「発明塾®」へようこそ!

2021年7月19日月曜日

概要と著書紹介

こちらのページは、中・高・大学生向け「発明塾」のページです。

企業向けの「企業内発明塾」などについては、運営元である TechnoProducer株式会社 の HP を参照ください。

また、「発明塾」(学生向け/企業向け)での指導内容は、無料のメールマガジンで紹介していますので、そちらでもご確認いただけます。

発明塾・企業内発明塾で指導している内容については、以下の書籍もご参照ください。
(2021年5月末まで99円です)


楠浦 拝

2021年7月16日金曜日

発明塾で発明を「事業化」する~発明塾第572回(2021年7月15日開催分)

楠浦です。

今回は、OBOGさんが、特許出願済(一部は取得済)の自身の発明について、今後の事業化をどのように進めていくか、いわゆる

「企画」

のための討議を行いました。

いずれも、

「解決が望まれる、社会課題」(森林保護や、精神疾患の治療など)

にフォーカスしたもので、大変楽しみにしています。

多忙につき、楠浦がなかなか参加できない状況が続いていましたが、今回は運よく参加できました。

まずは報告まで。

楠浦 拝

2021年4月1日木曜日

発明とは何か?~発明塾における発明の定義/発明塾第571回(2021年3月29日開催分)

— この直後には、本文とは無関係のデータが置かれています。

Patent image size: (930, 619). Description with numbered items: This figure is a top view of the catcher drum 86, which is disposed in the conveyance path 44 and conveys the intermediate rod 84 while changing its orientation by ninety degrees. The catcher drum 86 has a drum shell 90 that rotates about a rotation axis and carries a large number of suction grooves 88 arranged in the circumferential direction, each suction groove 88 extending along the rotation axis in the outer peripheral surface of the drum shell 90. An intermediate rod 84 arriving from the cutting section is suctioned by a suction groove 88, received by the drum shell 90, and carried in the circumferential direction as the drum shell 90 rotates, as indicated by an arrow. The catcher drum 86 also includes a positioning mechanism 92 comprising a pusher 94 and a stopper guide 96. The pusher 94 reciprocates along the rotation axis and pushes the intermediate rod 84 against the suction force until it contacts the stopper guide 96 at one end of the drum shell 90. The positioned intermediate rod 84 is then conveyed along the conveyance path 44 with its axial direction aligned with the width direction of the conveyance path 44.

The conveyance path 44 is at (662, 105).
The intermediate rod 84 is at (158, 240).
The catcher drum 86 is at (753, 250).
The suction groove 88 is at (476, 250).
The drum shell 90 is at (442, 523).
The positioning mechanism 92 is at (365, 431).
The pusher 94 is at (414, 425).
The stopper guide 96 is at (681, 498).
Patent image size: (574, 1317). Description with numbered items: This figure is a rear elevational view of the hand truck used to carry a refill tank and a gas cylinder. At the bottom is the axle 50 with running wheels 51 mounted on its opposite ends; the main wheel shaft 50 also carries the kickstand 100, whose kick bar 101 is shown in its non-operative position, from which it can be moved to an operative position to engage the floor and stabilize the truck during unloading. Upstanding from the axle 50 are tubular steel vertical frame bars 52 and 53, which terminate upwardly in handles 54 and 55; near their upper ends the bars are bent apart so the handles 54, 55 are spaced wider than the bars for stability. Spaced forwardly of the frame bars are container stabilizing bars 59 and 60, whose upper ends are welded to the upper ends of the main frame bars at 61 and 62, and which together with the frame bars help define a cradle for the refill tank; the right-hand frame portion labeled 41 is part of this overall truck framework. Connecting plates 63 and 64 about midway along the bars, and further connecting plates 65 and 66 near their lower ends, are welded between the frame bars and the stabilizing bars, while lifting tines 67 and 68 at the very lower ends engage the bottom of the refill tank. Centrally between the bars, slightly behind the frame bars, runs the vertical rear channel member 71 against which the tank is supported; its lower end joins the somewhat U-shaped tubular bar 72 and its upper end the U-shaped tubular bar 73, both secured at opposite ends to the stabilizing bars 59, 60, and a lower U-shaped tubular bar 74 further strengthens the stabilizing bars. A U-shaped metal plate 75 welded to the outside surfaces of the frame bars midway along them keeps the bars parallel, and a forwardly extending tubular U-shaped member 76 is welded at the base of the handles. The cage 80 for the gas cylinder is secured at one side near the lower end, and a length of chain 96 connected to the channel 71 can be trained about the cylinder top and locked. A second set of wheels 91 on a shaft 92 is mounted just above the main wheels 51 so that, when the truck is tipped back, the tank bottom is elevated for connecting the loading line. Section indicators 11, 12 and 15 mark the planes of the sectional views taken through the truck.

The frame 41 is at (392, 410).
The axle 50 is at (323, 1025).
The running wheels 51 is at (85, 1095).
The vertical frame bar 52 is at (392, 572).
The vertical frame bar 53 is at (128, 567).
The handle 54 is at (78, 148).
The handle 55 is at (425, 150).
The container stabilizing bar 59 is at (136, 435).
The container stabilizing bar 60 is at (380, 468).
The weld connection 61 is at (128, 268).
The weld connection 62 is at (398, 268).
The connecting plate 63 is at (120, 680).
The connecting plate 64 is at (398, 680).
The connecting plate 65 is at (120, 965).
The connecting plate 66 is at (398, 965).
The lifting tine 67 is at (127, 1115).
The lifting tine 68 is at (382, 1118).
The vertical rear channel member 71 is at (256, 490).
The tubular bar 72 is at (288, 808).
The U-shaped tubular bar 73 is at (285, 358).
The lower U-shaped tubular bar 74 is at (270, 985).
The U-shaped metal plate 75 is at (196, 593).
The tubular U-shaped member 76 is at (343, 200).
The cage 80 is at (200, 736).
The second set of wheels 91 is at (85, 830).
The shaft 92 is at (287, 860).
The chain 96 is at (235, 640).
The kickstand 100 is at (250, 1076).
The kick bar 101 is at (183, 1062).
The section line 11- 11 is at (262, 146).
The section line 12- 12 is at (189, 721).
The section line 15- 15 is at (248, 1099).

 楠浦です。今回もOBOGさんが、自身の発明の特許出願に向けて、特許明細書のブラッシュアップ討議を行ってくれました。

特許出願を控えているので、委細は割愛します。

以前も書きましたが、自らの手で特許出願するメンバーが出てきたことを、僕はとても喜んでいます。発明塾において、

「発明とは何か?」

ということは、これまでさんざん議論してきましたが、やはり

「自身で実現したいもの」

であるのは、とても良いことだと感じます。

この辺は、以下に詳しく書いています。

発明とは、ズバリ何か?~「発明塾」が考える「発明とは?」

詳細は上記を読んでもらうとして、ここでは

「目次」

だけ抜粋しておきます。


発明とは、「自分で課題を決める」こと~問題を与えられるのは学生で終わり 

発明とは、価値が「課題」で決まるもの~解決手段に凝ったり、新しさを求めない 

発明とは、専門分野からはみ出すもの~その分野で解決するなら既に解決しているはず 

発明とは、ビジネスモデル付きアイデアで「独占的普及」を実現するもの 

発明とは、知財戦略付きであって、特許化できるもの 

発明とは、自分独りでも絶対やりたいもの 

発明とは、他に誰も気づいてない「機会」「チャンス」に取り組むこと 

発明とは「死角」を突くもの~まとめ


過去、投資ファンドからの「お題」に取り組んでいた際は、アタリマエですが「お題」は所与ですし、人によっては「自身で取り組みたいとは思えないもの」の場合もあったと思います。「売れる発明」を目指していましたから、当然です。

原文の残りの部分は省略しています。